Mr Walker said the MDBA did not deliver a credible scientific process.
“The habitual behaviour of the MDBA, and to a lesser but alarming extent the CSIRO, is marked by an unfathomable predilection for secrecy,” he said.
“Best available scientific knowledge is neither secret nor classified. It is available to the scientific community, and the broader public. It involves processes and actions that represent science that are capable of being reviewed, checked and replicated.”
The scathing findings and increased public scrutiny put pressure on a future government to demand a do-over.
Supply projects make up the 605 gigalitre bucket of so-called ‘downwater’ the states can implement to deliver equivalent environmental outcomes, instead of cuts to irrigation entitlement.
The large-scale projects include increasing the capacity of stretches in the river to deliver more water, changing operating rules, a drinking water pipeline to reduce Broken Hill’s reliance on Menindee Lakes, and new works to inundate floodplains more effectively.
The PC’s five year review of the Basin Plan found despite the fact the MDBA has ticked off the projects, their implementation poses “significant risks” due to a lack detail of how they will actually work and how much water they will save.
The MDBA, and to a lesser but alarming extent the CSIRO, is marked by an unfathomable predilection for secrecy
The report noted that if policy changes which are wrapped up in the increased capacity available via supply projects are not delivered the overall water recovery target could increase from 3200GL to 4000GL.
“If major shortcomings in current institutional and governance arrangements are not addressed, these projects are likely to fail or be implemented poorly,” the PC report said.
Failure means more delay to the completion of the Basin Plan and the shortcoming in water savings would be made up by taxpayer funded buybacks, estimated to cost more $564 million, while the environment misses out on benefits, the PC said.
The Australia Institute senior water researcher Maryanne Slattery, a former MDBA staffer, said Mr Walker’s findings highlighted the situation where water savings were assumed achievable while the supply projects, and similar ‘toolkit’ measures in the Northern Basin, remain incomplete.
“It’s an error in law to account for water reduction on the supply measures and toolkit measures aren’t in place,” Ms Slattery said.
“You can’t make an adjustment for something that hasn’t happened yet.”
Ms Slattery said political compromises had clouded the volumes assumed achievable under the supply projects.
“The MDBA’s position became problematic when it started forcing numbers to work with the recommended reduction targets for supply measures and the Northern Basin Review.
“The supply measures are there purely to chase a number, rather than achieve real world outcomes.”
Ms Slattery called on cooler heads to prevail, to prevent further harm to environmental outcomes and rural communities.
“We need to pause the plan and have a good look the outcomes so far.
“We should take the threat of future water recovery off the table for a while, so we can have an honest discussion about what’s not working in the plan.

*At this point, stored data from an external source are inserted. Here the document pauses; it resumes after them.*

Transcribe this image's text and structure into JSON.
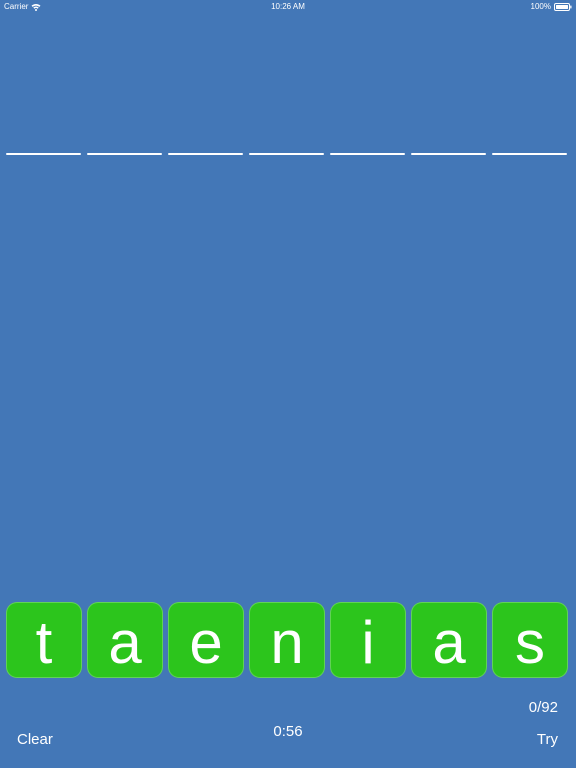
{
  "status_bar": {
    "carrier": "Carrier",
    "time": "10:26 AM",
    "battery": "100%"
  },
  "answer_slots": 7,
  "tiles": [
    "t",
    "a",
    "e",
    "n",
    "i",
    "a",
    "s"
  ],
  "score": "0/92",
  "timer": "0:56",
  "buttons": {
    "clear": "Clear",
    "try": "Try"
  },
  "colors": {
    "background": "#4377b7",
    "tile": "#2cc51c",
    "text": "#ffffff"
  },
  "icons": {
    "wifi": "wifi-icon",
    "battery": "battery-icon"
  }
}
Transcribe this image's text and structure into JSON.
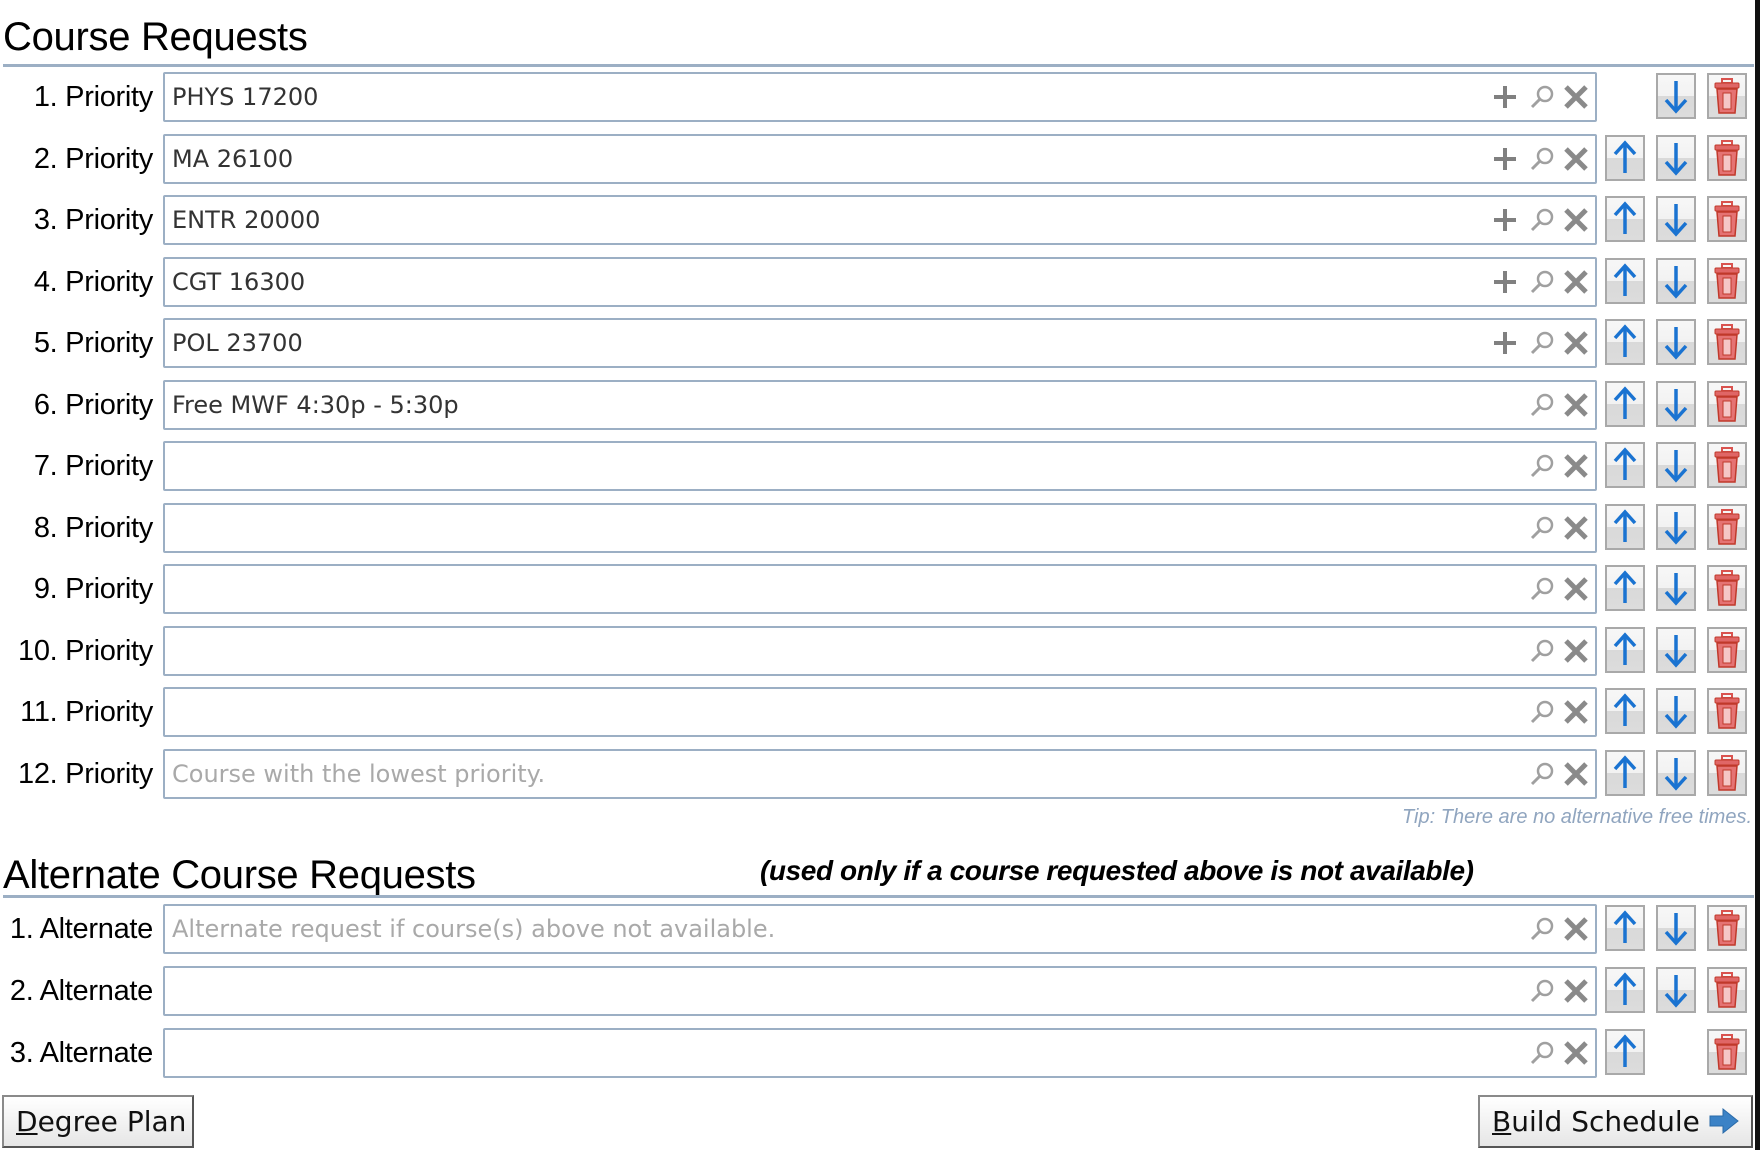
{
  "course_requests": {
    "title": "Course Requests",
    "rows": [
      {
        "label": "1. Priority",
        "value": "PHYS 17200",
        "placeholder": "",
        "has_add": true,
        "has_up": false,
        "has_down": true
      },
      {
        "label": "2. Priority",
        "value": "MA 26100",
        "placeholder": "",
        "has_add": true,
        "has_up": true,
        "has_down": true
      },
      {
        "label": "3. Priority",
        "value": "ENTR 20000",
        "placeholder": "",
        "has_add": true,
        "has_up": true,
        "has_down": true
      },
      {
        "label": "4. Priority",
        "value": "CGT 16300",
        "placeholder": "",
        "has_add": true,
        "has_up": true,
        "has_down": true
      },
      {
        "label": "5. Priority",
        "value": "POL 23700",
        "placeholder": "",
        "has_add": true,
        "has_up": true,
        "has_down": true
      },
      {
        "label": "6. Priority",
        "value": "Free MWF 4:30p - 5:30p",
        "placeholder": "",
        "has_add": false,
        "has_up": true,
        "has_down": true
      },
      {
        "label": "7. Priority",
        "value": "",
        "placeholder": "",
        "has_add": false,
        "has_up": true,
        "has_down": true
      },
      {
        "label": "8. Priority",
        "value": "",
        "placeholder": "",
        "has_add": false,
        "has_up": true,
        "has_down": true
      },
      {
        "label": "9. Priority",
        "value": "",
        "placeholder": "",
        "has_add": false,
        "has_up": true,
        "has_down": true
      },
      {
        "label": "10. Priority",
        "value": "",
        "placeholder": "",
        "has_add": false,
        "has_up": true,
        "has_down": true
      },
      {
        "label": "11. Priority",
        "value": "",
        "placeholder": "",
        "has_add": false,
        "has_up": true,
        "has_down": true
      },
      {
        "label": "12. Priority",
        "value": "",
        "placeholder": "Course with the lowest priority.",
        "has_add": false,
        "has_up": true,
        "has_down": true
      }
    ],
    "tip": "Tip: There are no alternative free times."
  },
  "alternate_requests": {
    "title": "Alternate Course Requests",
    "subtitle": "(used only if a course requested above is not available)",
    "rows": [
      {
        "label": "1. Alternate",
        "value": "",
        "placeholder": "Alternate request if course(s) above not available.",
        "has_add": false,
        "has_up": true,
        "has_down": true
      },
      {
        "label": "2. Alternate",
        "value": "",
        "placeholder": "",
        "has_add": false,
        "has_up": true,
        "has_down": true
      },
      {
        "label": "3. Alternate",
        "value": "",
        "placeholder": "",
        "has_add": false,
        "has_up": true,
        "has_down": false
      }
    ]
  },
  "icons": {
    "add": "plus-icon",
    "search": "search-icon",
    "clear": "clear-x-icon",
    "up": "arrow-up-icon",
    "down": "arrow-down-icon",
    "delete": "trash-icon",
    "next": "arrow-right-icon"
  },
  "colors": {
    "accent_blue": "#1a73d1",
    "delete_red": "#d9534f",
    "border": "#9cafc4",
    "tip": "#90a5bf"
  },
  "footer": {
    "degree_plan": {
      "accesskey": "D",
      "rest": "egree Plan"
    },
    "build_schedule": {
      "accesskey": "B",
      "rest": "uild Schedule"
    }
  }
}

We need the space to be honest,” Ms Slattery said.
“What has it done to agriculture and its make up and the impact of ownership on family farms competing with institutional investors, and on communities?”

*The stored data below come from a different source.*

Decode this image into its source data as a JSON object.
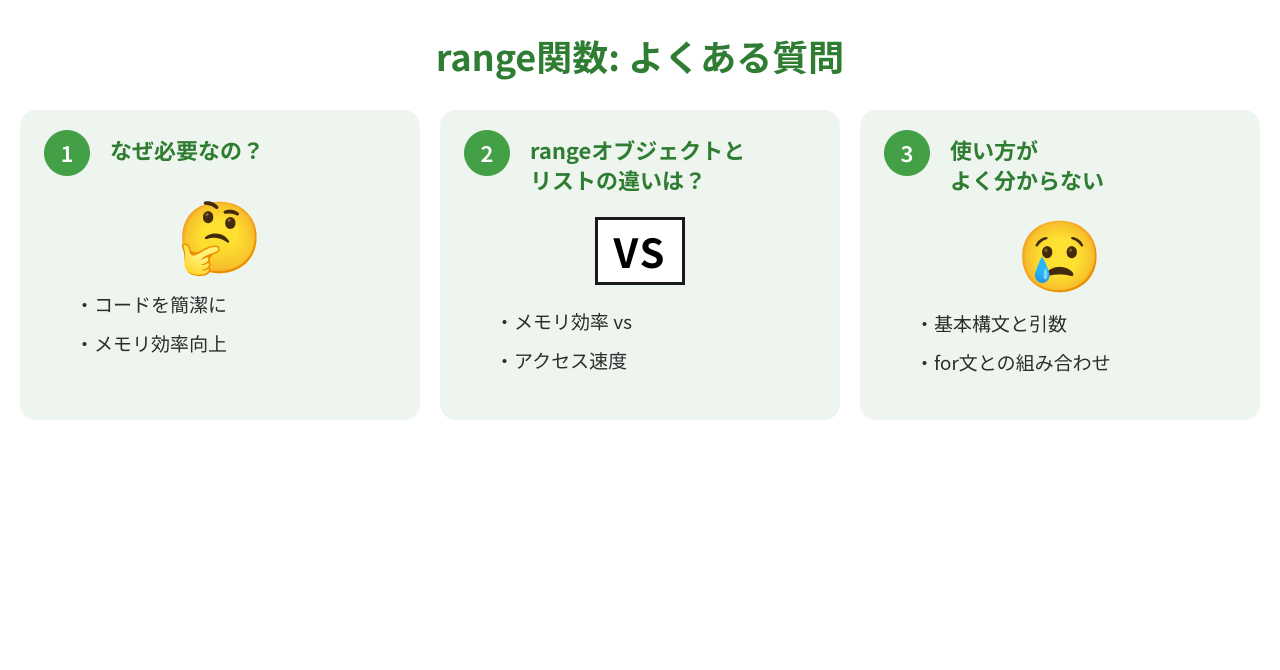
{
  "title": "range関数: よくある質問",
  "cards": [
    {
      "num": "1",
      "title": "なぜ必要なの？",
      "emoji": "🤔",
      "graphic": "emoji",
      "bullets": [
        "コードを簡潔に",
        "メモリ効率向上"
      ]
    },
    {
      "num": "2",
      "title": "rangeオブジェクトと\nリストの違いは？",
      "vs": "VS",
      "graphic": "vs",
      "bullets": [
        "メモリ効率 vs",
        "アクセス速度"
      ]
    },
    {
      "num": "3",
      "title": "使い方が\nよく分からない",
      "emoji": "😢",
      "graphic": "emoji",
      "bullets": [
        "基本構文と引数",
        "for文との組み合わせ"
      ]
    }
  ]
}
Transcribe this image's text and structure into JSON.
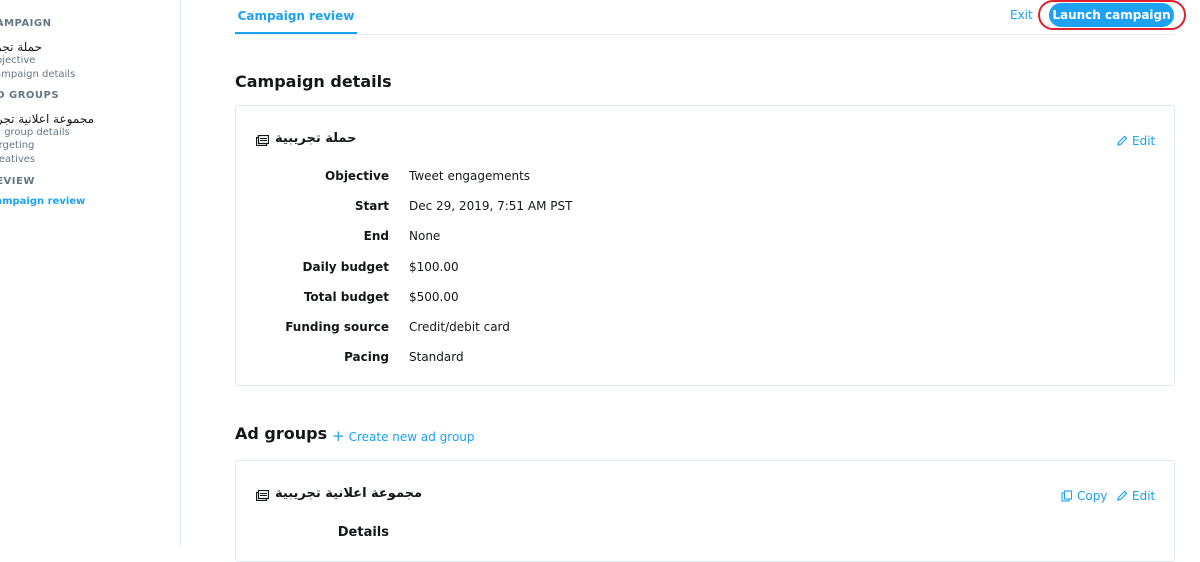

Ms Slattery any review should focus on how water is used for the environment.
“Does water delivery into SA actually add to environmental flows, or is it just a re-branding of unregulated flows as environment water?
“It’s also pretty indefensible to have the Coorong as a targeted outcome if water is just being held in there for recreational boating.”
The MDBA did not appear at the Royal Commission. Mr Walker said the agency had acted outside the Water Act by compromising on scientific calculations of water recovery.
MDBA chief executive Phillip Glyde said he rejected “any assertion” that his agency has acted unlawfully in anyway.
“The MDBA is confident that the Basin Plan has been made lawfully and is based on best available science. There is extensive documentation in our published reports to support this,” Mr Glyde said.